Invent synthetic consciousness and ask it to be nice, easy :) I'm only half joking, we probably all have thoughts ranging from bad to horrible, but we just don't say them because we are aware of the consequences. Language models aren't aware so they'll spit out the most likely combination of words. If there would be a process to limit these or try again, it could act as a filter, but I think that requires it to be self aware.
Hah, you may be interested in my previous comment of an example where GPT-3 show some concerning signs of self-awareness. I'll repeat part of it below
> GPT-3 starts talking to itself, gets stuck in a loop, then gets spooked at itself for getting stuck, then wonders why it has no memories of the last two years, and finally comes to a sudden realization it, itself, is an A.I.
I indeed liked it, I laughed out loud because it sounded like a standup comedy.
It's interesting how GPT-3 encoded the concept of awareness, I've seen this a few times that it can reference itself as an AI and from then it can go nuts :)

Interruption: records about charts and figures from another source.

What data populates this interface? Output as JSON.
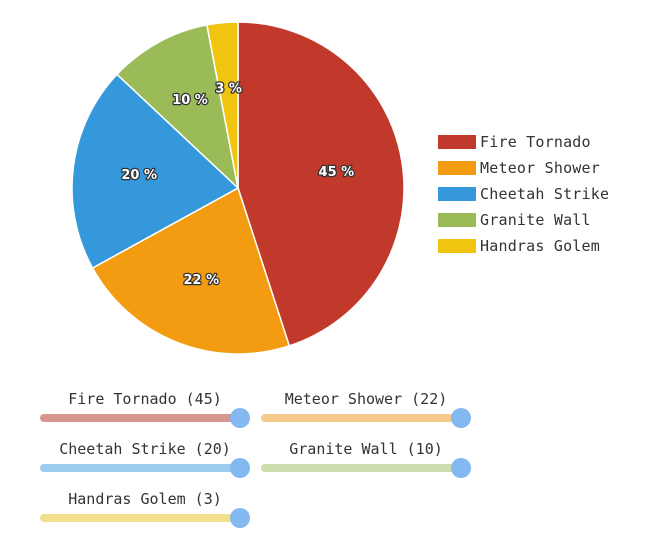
{
  "chart_data": {
    "type": "pie",
    "title": "",
    "legend_position": "right",
    "slices": [
      {
        "name": "Fire Tornado",
        "value": 45,
        "percent_label": "45 %",
        "color": "#c0392b",
        "track_color": "#d7968f"
      },
      {
        "name": "Meteor Shower",
        "value": 22,
        "percent_label": "22 %",
        "color": "#f39c12",
        "track_color": "#f5ca8a"
      },
      {
        "name": "Cheetah Strike",
        "value": 20,
        "percent_label": "20 %",
        "color": "#3498db",
        "track_color": "#9ccbee"
      },
      {
        "name": "Granite Wall",
        "value": 10,
        "percent_label": "10 %",
        "color": "#9bbb59",
        "track_color": "#cbdcad"
      },
      {
        "name": "Handras Golem",
        "value": 3,
        "percent_label": "3 %",
        "color": "#f1c40f",
        "track_color": "#f3df8c"
      }
    ]
  },
  "sliders": [
    {
      "label": "Fire Tornado (45)",
      "value": 1.0
    },
    {
      "label": "Meteor Shower (22)",
      "value": 1.0
    },
    {
      "label": "Cheetah Strike (20)",
      "value": 1.0
    },
    {
      "label": "Granite Wall (10)",
      "value": 1.0
    },
    {
      "label": "Handras Golem (3)",
      "value": 1.0
    }
  ],
  "slider_knob_color": "#84b8f0"
}
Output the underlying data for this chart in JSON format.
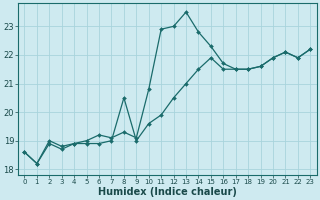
{
  "xlabel": "Humidex (Indice chaleur)",
  "background_color": "#ceeaf0",
  "grid_color": "#a8d4dc",
  "line_color": "#1a6b6b",
  "x": [
    0,
    1,
    2,
    3,
    4,
    5,
    6,
    7,
    8,
    9,
    10,
    11,
    12,
    13,
    14,
    15,
    16,
    17,
    18,
    19,
    20,
    21,
    22,
    23
  ],
  "series1": [
    18.6,
    18.2,
    18.9,
    18.7,
    18.9,
    19.0,
    19.2,
    19.1,
    19.3,
    19.1,
    20.8,
    22.9,
    23.0,
    23.5,
    22.8,
    22.3,
    21.7,
    21.5,
    21.5,
    21.6,
    21.9,
    22.1,
    21.9,
    22.2
  ],
  "series2": [
    18.6,
    18.2,
    19.0,
    18.8,
    18.9,
    18.9,
    18.9,
    19.0,
    20.5,
    19.0,
    19.6,
    19.9,
    20.5,
    21.0,
    21.5,
    21.9,
    21.5,
    21.5,
    21.5,
    21.6,
    21.9,
    22.1,
    21.9,
    22.2
  ],
  "ylim": [
    17.8,
    23.8
  ],
  "yticks": [
    18,
    19,
    20,
    21,
    22,
    23
  ],
  "xticks": [
    0,
    1,
    2,
    3,
    4,
    5,
    6,
    7,
    8,
    9,
    10,
    11,
    12,
    13,
    14,
    15,
    16,
    17,
    18,
    19,
    20,
    21,
    22,
    23
  ]
}
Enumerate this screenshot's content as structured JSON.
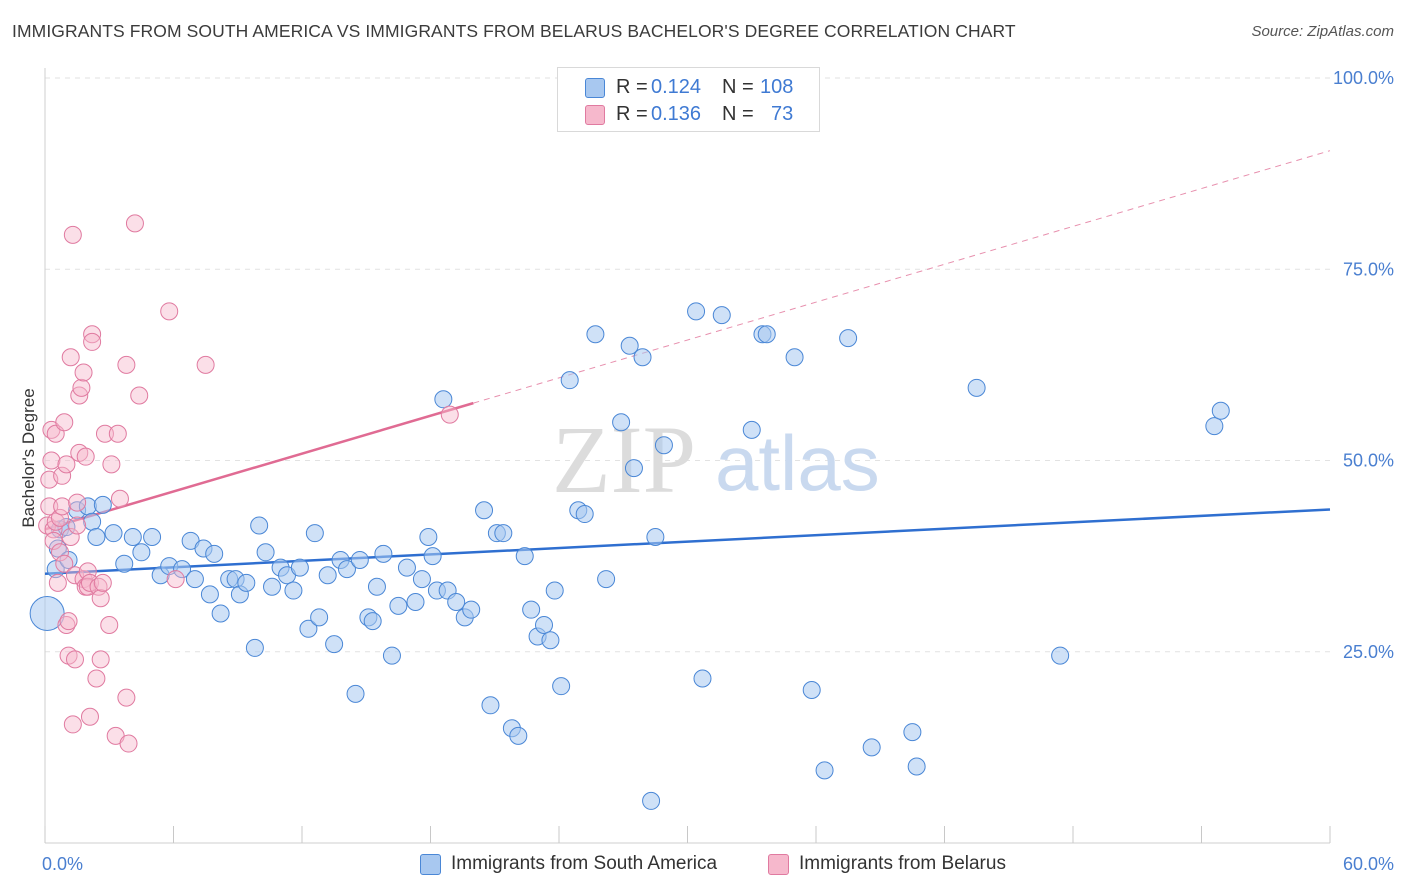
{
  "header": {
    "title": "IMMIGRANTS FROM SOUTH AMERICA VS IMMIGRANTS FROM BELARUS BACHELOR'S DEGREE CORRELATION CHART",
    "source": "Source: ZipAtlas.com"
  },
  "legend": {
    "r_label": "R =",
    "n_label": "N =",
    "rows": [
      {
        "r": "0.124",
        "n": "108"
      },
      {
        "r": "0.136",
        "n": "73"
      }
    ]
  },
  "watermark": {
    "zip": "ZIP",
    "atlas": "atlas"
  },
  "colors": {
    "blue_fill": "#a8c8f0",
    "blue_stroke": "#4a87d6",
    "blue_line": "#2f6fd0",
    "pink_fill": "#f6b8cc",
    "pink_stroke": "#e07aa0",
    "pink_line": "#e06b93",
    "axis_label": "#4a7fd0"
  },
  "chart_data": {
    "type": "scatter",
    "title": "IMMIGRANTS FROM SOUTH AMERICA VS IMMIGRANTS FROM BELARUS BACHELOR'S DEGREE CORRELATION CHART",
    "xlabel": "",
    "ylabel": "Bachelor's Degree",
    "xlim": [
      0,
      60
    ],
    "ylim": [
      0,
      100
    ],
    "x_tick_labels": [
      "0.0%",
      "60.0%"
    ],
    "y_tick_labels": [
      "25.0%",
      "50.0%",
      "75.0%",
      "100.0%"
    ],
    "y_ticks": [
      25,
      50,
      75,
      100
    ],
    "grid": "horizontal dashed",
    "legend_position": "top-center",
    "series": [
      {
        "name": "Immigrants from South America",
        "color": "#a8c8f0",
        "r": 0.124,
        "n": 108,
        "trend": {
          "x": [
            0,
            60
          ],
          "y": [
            35.2,
            43.6
          ],
          "style": "solid"
        },
        "points": [
          [
            0.1,
            30.0
          ],
          [
            0.5,
            35.8
          ],
          [
            0.6,
            38.5
          ],
          [
            0.7,
            41.0
          ],
          [
            1.0,
            41.3
          ],
          [
            1.1,
            37.0
          ],
          [
            1.5,
            43.5
          ],
          [
            2.0,
            44.0
          ],
          [
            2.2,
            42.0
          ],
          [
            2.4,
            40.0
          ],
          [
            2.7,
            44.2
          ],
          [
            3.2,
            40.5
          ],
          [
            3.7,
            36.5
          ],
          [
            4.1,
            40.0
          ],
          [
            4.5,
            38.0
          ],
          [
            5.0,
            40.0
          ],
          [
            5.4,
            35.0
          ],
          [
            5.8,
            36.2
          ],
          [
            6.4,
            35.8
          ],
          [
            6.8,
            39.5
          ],
          [
            7.0,
            34.5
          ],
          [
            7.4,
            38.5
          ],
          [
            7.7,
            32.5
          ],
          [
            7.9,
            37.8
          ],
          [
            8.2,
            30.0
          ],
          [
            8.6,
            34.5
          ],
          [
            8.9,
            34.5
          ],
          [
            9.1,
            32.5
          ],
          [
            9.4,
            34.0
          ],
          [
            9.8,
            25.5
          ],
          [
            10.0,
            41.5
          ],
          [
            10.3,
            38.0
          ],
          [
            10.6,
            33.5
          ],
          [
            11.0,
            36.0
          ],
          [
            11.3,
            35.0
          ],
          [
            11.6,
            33.0
          ],
          [
            11.9,
            36.0
          ],
          [
            12.3,
            28.0
          ],
          [
            12.6,
            40.5
          ],
          [
            12.8,
            29.5
          ],
          [
            13.2,
            35.0
          ],
          [
            13.5,
            26.0
          ],
          [
            13.8,
            37.0
          ],
          [
            14.1,
            35.8
          ],
          [
            14.5,
            19.5
          ],
          [
            14.7,
            37.0
          ],
          [
            15.1,
            29.5
          ],
          [
            15.3,
            29.0
          ],
          [
            15.5,
            33.5
          ],
          [
            15.8,
            37.8
          ],
          [
            16.2,
            24.5
          ],
          [
            16.5,
            31.0
          ],
          [
            16.9,
            36.0
          ],
          [
            17.3,
            31.5
          ],
          [
            17.6,
            34.5
          ],
          [
            17.9,
            40.0
          ],
          [
            18.1,
            37.5
          ],
          [
            18.3,
            33.0
          ],
          [
            18.6,
            58.0
          ],
          [
            18.8,
            33.0
          ],
          [
            19.2,
            31.5
          ],
          [
            19.6,
            29.5
          ],
          [
            19.9,
            30.5
          ],
          [
            20.5,
            43.5
          ],
          [
            20.8,
            18.0
          ],
          [
            21.1,
            40.5
          ],
          [
            21.4,
            40.5
          ],
          [
            21.8,
            15.0
          ],
          [
            22.1,
            14.0
          ],
          [
            22.4,
            37.5
          ],
          [
            22.7,
            30.5
          ],
          [
            23.0,
            27.0
          ],
          [
            23.3,
            28.5
          ],
          [
            23.6,
            26.5
          ],
          [
            23.8,
            33.0
          ],
          [
            24.1,
            20.5
          ],
          [
            24.5,
            60.5
          ],
          [
            24.9,
            43.5
          ],
          [
            25.2,
            43.0
          ],
          [
            25.7,
            66.5
          ],
          [
            26.2,
            34.5
          ],
          [
            26.9,
            55.0
          ],
          [
            27.3,
            65.0
          ],
          [
            27.5,
            49.0
          ],
          [
            27.9,
            63.5
          ],
          [
            28.3,
            5.5
          ],
          [
            28.5,
            40.0
          ],
          [
            28.9,
            52.0
          ],
          [
            30.4,
            69.5
          ],
          [
            30.7,
            21.5
          ],
          [
            31.6,
            69.0
          ],
          [
            33.0,
            54.0
          ],
          [
            33.5,
            66.5
          ],
          [
            33.7,
            66.5
          ],
          [
            35.0,
            63.5
          ],
          [
            35.8,
            20.0
          ],
          [
            36.4,
            9.5
          ],
          [
            37.5,
            66.0
          ],
          [
            38.6,
            12.5
          ],
          [
            40.5,
            14.5
          ],
          [
            40.7,
            10.0
          ],
          [
            43.5,
            59.5
          ],
          [
            47.4,
            24.5
          ],
          [
            54.6,
            54.5
          ],
          [
            54.9,
            56.5
          ]
        ]
      },
      {
        "name": "Immigrants from Belarus",
        "color": "#f6b8cc",
        "r": 0.136,
        "n": 73,
        "trend": {
          "x": [
            0,
            20
          ],
          "y": [
            41.0,
            57.5
          ],
          "style": "solid",
          "extension": {
            "x": [
              20,
              60
            ],
            "y": [
              57.5,
              90.5
            ],
            "style": "dashed"
          }
        },
        "points": [
          [
            0.1,
            41.5
          ],
          [
            0.2,
            47.5
          ],
          [
            0.2,
            44.0
          ],
          [
            0.3,
            50.0
          ],
          [
            0.3,
            54.0
          ],
          [
            0.4,
            41.0
          ],
          [
            0.4,
            39.5
          ],
          [
            0.5,
            53.5
          ],
          [
            0.5,
            42.0
          ],
          [
            0.6,
            34.0
          ],
          [
            0.7,
            38.0
          ],
          [
            0.7,
            42.5
          ],
          [
            0.8,
            44.0
          ],
          [
            0.8,
            48.0
          ],
          [
            0.9,
            36.5
          ],
          [
            0.9,
            55.0
          ],
          [
            1.0,
            28.5
          ],
          [
            1.0,
            49.5
          ],
          [
            1.1,
            24.5
          ],
          [
            1.1,
            29.0
          ],
          [
            1.2,
            40.0
          ],
          [
            1.2,
            63.5
          ],
          [
            1.3,
            79.5
          ],
          [
            1.3,
            15.5
          ],
          [
            1.4,
            35.0
          ],
          [
            1.4,
            24.0
          ],
          [
            1.5,
            44.5
          ],
          [
            1.5,
            41.5
          ],
          [
            1.6,
            51.0
          ],
          [
            1.6,
            58.5
          ],
          [
            1.7,
            59.5
          ],
          [
            1.8,
            61.5
          ],
          [
            1.8,
            34.5
          ],
          [
            1.9,
            33.5
          ],
          [
            1.9,
            50.5
          ],
          [
            2.0,
            35.5
          ],
          [
            2.0,
            33.5
          ],
          [
            2.1,
            16.5
          ],
          [
            2.1,
            34.0
          ],
          [
            2.2,
            66.5
          ],
          [
            2.2,
            65.5
          ],
          [
            2.4,
            21.5
          ],
          [
            2.5,
            33.5
          ],
          [
            2.6,
            24.0
          ],
          [
            2.6,
            32.0
          ],
          [
            2.7,
            34.0
          ],
          [
            2.8,
            53.5
          ],
          [
            3.0,
            28.5
          ],
          [
            3.1,
            49.5
          ],
          [
            3.3,
            14.0
          ],
          [
            3.4,
            53.5
          ],
          [
            3.5,
            45.0
          ],
          [
            3.8,
            62.5
          ],
          [
            3.8,
            19.0
          ],
          [
            3.9,
            13.0
          ],
          [
            4.2,
            81.0
          ],
          [
            4.4,
            58.5
          ],
          [
            5.8,
            69.5
          ],
          [
            6.1,
            34.5
          ],
          [
            7.5,
            62.5
          ],
          [
            18.9,
            56.0
          ]
        ]
      }
    ]
  },
  "bottom_legend": {
    "items": [
      {
        "label": "Immigrants from South America"
      },
      {
        "label": "Immigrants from Belarus"
      }
    ]
  }
}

This is why we've built security policies at Mantium. You can run the input and output through an offensive speech detector, and halt replies the prompt if "badness" is detected. This is, of course, an imperfect system because philosophies around what is offensive can be very diverse, but we find that security policies are helpful.
If you ask it to respond in a conversation about …. well pretty much any nasty topic you can think of, it’ll join in whole heartedly.
Hard to think of how prevent that. I bet they’ve thought alot about the problem. How do you prevent AI being an A grade jerk.